Tebuk Seferine ve özellikle Hicr bölgesine ait olaylar hakkında bilgiler veren hadisimiz, geçmişten ibret almak için o geçmişe ait olayların hatırlanması ve belli bazı noktalara dikkat edilmesi hatta özel bazı tavırların sergilenmesi gerektiğine işaret etmektedir. Yaptıkları haksızlık ve itaatsizlik sebebiyle Allah’ın azabına uğramış milletlerin yurtları ve izleri
“sabıkalı” yerler ve izler olarak, sonrakiler tarafından ibret alınacak hâtıralardır. İbret almayı gerektirecek bir davranış olarak, hadisimizde ağlamanın tavsiye edildiğini görüyoruz. Ağlamak, daha önce felâkete uğramış olanların kalıntılarını izlerken duygulu, kaygılı, kuşkulu olmayı ve böylece onların halini daha iyi düşünüp daha derinden etkilenmeyi sağlar. Böyle bir halet-i ruhiye içinde olmamak, oralardan sadece gelip geçmek, tarihten ders almamak gibi ağır sonuçları olan bir hatanın işlenmesi anlamına gelir. Yoksa oradan geçen herkesin hemen oracıkta aynen öncekiler gibi helâk edileceği anlamına gelmez. Efendimiz’in, Oralara ağlayarak girin ki, onların başına gelenler sizin de başınıza gelmesin buyurması, buralarda cereyan eden olayları sonuçlarıyla birlikte iyi düşünün, anlayın ve onların hallerinden ibret alıp yaşayışınızı düzeltiniz ki, böylesi felâketler sizin başınıza da gelmesin, demektir. Hadisimizdeki azaba uğramışlar (muazzebîn) ifadesi, ikinci rivayette kendilerine zulmetmiş olanlar (zalemû enfusehum) şeklinde açıklanmıştır. Bu, aynı zamanda azaba uğratılma sebebinin “zulum” olduğunu ortaya koyan bir açıklamadır. Geçmiş olaylardan ibret almamak gaflettir yani bir çeşit zulumdur.
Ayrıca acı olaylara sahne olmuş yer ve çevreler, ister istemez insan psikolojisine etki eder. Bu etki belki de radyasyon kirlenmesi gibi, uzun süre devam eder. Peygamber’in, başını örterek o yöreyi süratle geçmesi, işin ciddiyetini çevresindekilere ve daha sonrakilere fiilen göstermek, böylece onları unutamayacakları şekilde eğitmek içindir. Efendimiz’in bu hareketi, Allah’a ve Peygamber’ine itaatsizlik edenlerden kaçmak, uzak durmak anlamında yorumlanabilir. Çünkü Sâlih
aleyhisselâm’ın milleti itaatsizlik etmiş, mûcize deveyi kesmiş ve pek çok maddî imkânlarına ve güçlerine rağmen helâk olmuşlardı.

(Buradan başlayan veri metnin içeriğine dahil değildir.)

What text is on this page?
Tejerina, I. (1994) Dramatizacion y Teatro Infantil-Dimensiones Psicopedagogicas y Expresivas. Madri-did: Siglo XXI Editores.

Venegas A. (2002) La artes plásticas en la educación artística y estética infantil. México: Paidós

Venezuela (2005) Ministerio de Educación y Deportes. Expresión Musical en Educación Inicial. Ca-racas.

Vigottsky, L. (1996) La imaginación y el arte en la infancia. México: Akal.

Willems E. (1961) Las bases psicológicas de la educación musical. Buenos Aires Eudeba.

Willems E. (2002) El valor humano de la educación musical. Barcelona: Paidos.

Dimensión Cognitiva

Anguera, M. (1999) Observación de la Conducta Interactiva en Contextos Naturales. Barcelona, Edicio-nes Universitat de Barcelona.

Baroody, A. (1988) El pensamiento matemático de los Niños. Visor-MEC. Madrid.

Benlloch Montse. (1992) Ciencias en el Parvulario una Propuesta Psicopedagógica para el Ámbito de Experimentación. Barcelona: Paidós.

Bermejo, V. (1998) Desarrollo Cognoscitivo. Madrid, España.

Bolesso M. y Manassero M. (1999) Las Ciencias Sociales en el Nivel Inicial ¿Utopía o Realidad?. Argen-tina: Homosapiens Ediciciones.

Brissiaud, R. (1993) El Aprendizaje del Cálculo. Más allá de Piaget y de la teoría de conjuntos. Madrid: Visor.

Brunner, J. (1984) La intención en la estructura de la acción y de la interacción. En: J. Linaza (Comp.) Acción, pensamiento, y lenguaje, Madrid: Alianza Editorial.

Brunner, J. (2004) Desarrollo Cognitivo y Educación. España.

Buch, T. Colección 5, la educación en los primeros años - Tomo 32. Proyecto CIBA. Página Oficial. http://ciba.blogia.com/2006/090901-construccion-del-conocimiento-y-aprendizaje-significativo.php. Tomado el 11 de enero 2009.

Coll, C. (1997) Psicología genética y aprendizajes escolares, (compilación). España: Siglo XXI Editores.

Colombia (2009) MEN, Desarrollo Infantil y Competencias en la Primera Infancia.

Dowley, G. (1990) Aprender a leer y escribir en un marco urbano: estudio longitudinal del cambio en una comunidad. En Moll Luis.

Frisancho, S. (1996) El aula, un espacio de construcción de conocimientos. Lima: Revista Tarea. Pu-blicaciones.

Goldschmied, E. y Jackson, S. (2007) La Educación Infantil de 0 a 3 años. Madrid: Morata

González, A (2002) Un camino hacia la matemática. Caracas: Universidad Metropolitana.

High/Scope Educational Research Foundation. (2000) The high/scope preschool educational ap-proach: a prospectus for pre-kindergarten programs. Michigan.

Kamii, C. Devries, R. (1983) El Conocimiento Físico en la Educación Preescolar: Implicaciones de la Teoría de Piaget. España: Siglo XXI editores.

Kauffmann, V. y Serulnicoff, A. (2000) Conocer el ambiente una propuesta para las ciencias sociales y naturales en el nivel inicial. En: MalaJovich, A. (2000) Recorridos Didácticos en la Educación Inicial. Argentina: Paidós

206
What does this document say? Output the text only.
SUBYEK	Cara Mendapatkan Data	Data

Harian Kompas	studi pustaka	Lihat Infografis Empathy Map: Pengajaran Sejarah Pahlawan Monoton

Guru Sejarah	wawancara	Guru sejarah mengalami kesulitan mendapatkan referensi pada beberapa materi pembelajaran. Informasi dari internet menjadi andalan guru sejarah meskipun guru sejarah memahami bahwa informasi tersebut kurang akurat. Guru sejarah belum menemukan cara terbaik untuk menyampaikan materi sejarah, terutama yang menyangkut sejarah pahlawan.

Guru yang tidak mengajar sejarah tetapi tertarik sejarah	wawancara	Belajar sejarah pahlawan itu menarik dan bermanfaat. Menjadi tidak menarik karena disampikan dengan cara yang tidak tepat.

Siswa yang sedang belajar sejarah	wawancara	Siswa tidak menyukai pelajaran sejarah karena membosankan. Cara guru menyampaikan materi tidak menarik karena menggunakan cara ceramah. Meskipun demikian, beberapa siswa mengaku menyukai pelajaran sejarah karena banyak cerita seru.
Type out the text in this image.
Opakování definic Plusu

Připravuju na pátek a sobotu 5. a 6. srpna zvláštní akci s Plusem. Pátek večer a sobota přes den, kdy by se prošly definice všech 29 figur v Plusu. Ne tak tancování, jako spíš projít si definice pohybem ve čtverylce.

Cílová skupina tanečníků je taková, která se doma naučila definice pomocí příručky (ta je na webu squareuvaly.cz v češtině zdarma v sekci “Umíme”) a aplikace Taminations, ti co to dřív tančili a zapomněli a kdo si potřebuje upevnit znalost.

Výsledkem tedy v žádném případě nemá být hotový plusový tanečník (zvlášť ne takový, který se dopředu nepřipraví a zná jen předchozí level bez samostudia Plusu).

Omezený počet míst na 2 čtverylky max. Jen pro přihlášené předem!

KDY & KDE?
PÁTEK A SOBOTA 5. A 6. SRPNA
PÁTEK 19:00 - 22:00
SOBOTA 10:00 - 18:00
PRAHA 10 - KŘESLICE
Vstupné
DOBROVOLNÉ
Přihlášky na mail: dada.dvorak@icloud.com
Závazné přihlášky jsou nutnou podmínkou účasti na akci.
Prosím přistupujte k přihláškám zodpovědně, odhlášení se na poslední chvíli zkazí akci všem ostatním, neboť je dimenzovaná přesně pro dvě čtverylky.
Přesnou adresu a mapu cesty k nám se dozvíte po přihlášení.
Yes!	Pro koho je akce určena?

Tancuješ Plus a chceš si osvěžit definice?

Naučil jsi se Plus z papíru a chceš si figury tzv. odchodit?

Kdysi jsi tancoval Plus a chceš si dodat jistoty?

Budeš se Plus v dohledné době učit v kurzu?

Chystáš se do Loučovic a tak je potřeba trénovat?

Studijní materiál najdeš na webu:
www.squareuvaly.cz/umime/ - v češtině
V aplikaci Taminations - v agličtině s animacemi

Günümüzde de zâlimlerin kabir veya kabristanlarından geçmek zorunda kalınırsa, hadisimizde emredildiği şekilde davranmak, oralarda fazla eğlenmemek, kendi doğrularımız istikametinde yaşamaya devam etmek gerekir.

Nevevî merhumun, hasta ziyareti bölümünü, ölümlerinden sonra bile zalimlerin yaşayanlara etki edebileceklerini gösteren bu hadîs-i şerîf ile bitirmesi, kötü bir ölüm ile karşılaşmamak için dikkatli yaşamak gerektiğine işaret etmek istemesinin bir sonucu olsa gerektir.

Hadisten Öğrendiklerimiz

1. Bilinçli ve uyanık bir hayat yaşamak gerekir.
2. Geçmişten ibret almasını bilmeyenler, kendi hayatlarını tehlikeye atarlar.
3. Ölüm ve kabir insanın ibret alması ve hayatına çeki düzen vermesi için dikkate alınacak iki gerçektir.
4. Zalimler hayatlarında olduğu gibi, ölümlerinden sonra da kendilerinden sakınılacak kimselerdir.

5. Zalimlerin hâtıra ve kalıntılarında felâket izleri ve tehlikeleri bulunur.